Leatherworkers, I thank you. Leathergivers, I thank you.

[1] This is definitely messy, murky territory insofar as leather organizations claiming a pedigree back to the "Old Guard" era often do not feature the consent politics that contemporary kinksters expect. This is one of the main reasons why leather and kink overlap but are not perfectly identical. Nevertheless, while I often mistrust self-described Old Guard institutions and avoid using the term in my own kink affiliations, I have respect for the contributions of leatherfolk, especially original queer leatherfolk, from what's considered the Old Guard era.

[2] Quite the contrary, since vanilla sex in the sense of hegemonically normative, unnegotiated copulation is an experience I have no intention of ever having again.

[3] Of course some people are sensitive to tannins, and when consumed or absorbed in excessive amounts the essentially medicinal properties of tannins turn, like all things, to poison. While I'm no statistician, I wouldn't say this makes traditional oak tanning any riskier than dealing with the smoke of a blacksmith's forge or the metal and wood dust of other crafts. Newer methods of tanning are far more toxic, however, which I address above.

[4] I believe in the case of very large bovines like bison, or bigger.
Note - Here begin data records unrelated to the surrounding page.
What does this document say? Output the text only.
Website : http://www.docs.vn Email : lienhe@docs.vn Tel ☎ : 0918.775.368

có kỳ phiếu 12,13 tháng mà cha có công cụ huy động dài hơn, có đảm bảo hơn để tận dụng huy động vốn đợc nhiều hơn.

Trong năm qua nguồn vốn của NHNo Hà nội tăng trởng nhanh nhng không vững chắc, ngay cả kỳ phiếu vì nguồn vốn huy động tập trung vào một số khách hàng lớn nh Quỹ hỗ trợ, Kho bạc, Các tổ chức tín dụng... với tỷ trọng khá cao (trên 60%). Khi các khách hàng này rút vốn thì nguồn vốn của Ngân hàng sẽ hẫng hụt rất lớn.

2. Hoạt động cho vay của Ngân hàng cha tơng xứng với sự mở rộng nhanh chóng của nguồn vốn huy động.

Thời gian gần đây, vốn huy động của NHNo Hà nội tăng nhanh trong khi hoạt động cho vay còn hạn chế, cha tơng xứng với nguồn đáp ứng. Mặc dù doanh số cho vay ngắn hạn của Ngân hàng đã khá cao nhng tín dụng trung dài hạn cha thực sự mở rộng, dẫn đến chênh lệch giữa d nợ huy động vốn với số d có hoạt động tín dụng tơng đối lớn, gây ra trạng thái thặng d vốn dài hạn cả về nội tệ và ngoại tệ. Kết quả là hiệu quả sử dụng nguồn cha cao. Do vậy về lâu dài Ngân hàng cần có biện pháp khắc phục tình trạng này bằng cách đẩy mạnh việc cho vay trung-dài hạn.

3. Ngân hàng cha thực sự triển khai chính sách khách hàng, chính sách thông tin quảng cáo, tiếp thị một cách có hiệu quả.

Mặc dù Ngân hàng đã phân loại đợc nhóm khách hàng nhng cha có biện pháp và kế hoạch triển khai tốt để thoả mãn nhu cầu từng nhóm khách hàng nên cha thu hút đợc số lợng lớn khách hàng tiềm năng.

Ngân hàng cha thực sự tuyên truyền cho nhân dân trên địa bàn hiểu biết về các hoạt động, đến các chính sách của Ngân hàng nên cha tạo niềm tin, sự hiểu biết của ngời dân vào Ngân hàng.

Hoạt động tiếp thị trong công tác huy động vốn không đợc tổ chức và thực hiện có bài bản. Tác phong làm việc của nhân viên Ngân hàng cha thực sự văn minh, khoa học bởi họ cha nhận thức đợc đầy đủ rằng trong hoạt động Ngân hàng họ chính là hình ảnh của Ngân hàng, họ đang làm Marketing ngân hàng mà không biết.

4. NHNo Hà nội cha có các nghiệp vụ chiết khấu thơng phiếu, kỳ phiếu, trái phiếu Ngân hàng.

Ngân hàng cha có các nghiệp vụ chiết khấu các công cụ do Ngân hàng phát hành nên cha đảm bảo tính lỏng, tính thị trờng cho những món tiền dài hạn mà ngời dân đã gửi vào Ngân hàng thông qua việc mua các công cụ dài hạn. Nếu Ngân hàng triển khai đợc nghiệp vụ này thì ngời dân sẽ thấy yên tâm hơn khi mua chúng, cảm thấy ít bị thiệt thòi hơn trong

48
[5] If you are interested in more information about brain tanning, here is one of the guides I've consulted in learning about the practice. Be warned there are graphic images. For a more general introduction to traditional tanning methods with easier viewing, this is a good start.

[6] Kine is the true plural of cow in the sense of all genders of cow, unlike cattle as the plural for females.

[7] As I cannot eat peanuts or most tree nuts, my plant-based protein sources are largely restricted to other legumes. As I viscerally dislike the taste of most soy products besides soy sauce and experience inflammation from too much soy intake already, that narrows my plant proteins further to things like beans and lentils. But while those could maybe suffice, my heavy menses now leave me chronically iron-deficient, which can be partially addressed through iron-rich vegetables and ferrous sulfate tablets — but in the end, I will always veer into anemia if I don't acquire true heme iron. I usually rely on eggs, fish, poultry, and pork for this, but about once a week I allow myself some beef or lamb.


I hope this was not a difficult read for anyone, but I am open to dialogue if it was. Thank you for reading in any case. Next week I will have a much less fraught post concerning writing as a devotional art, although the week afterward I will be venturing right back into challenging territory on the topic of violence — any and all violence. Until then, be well.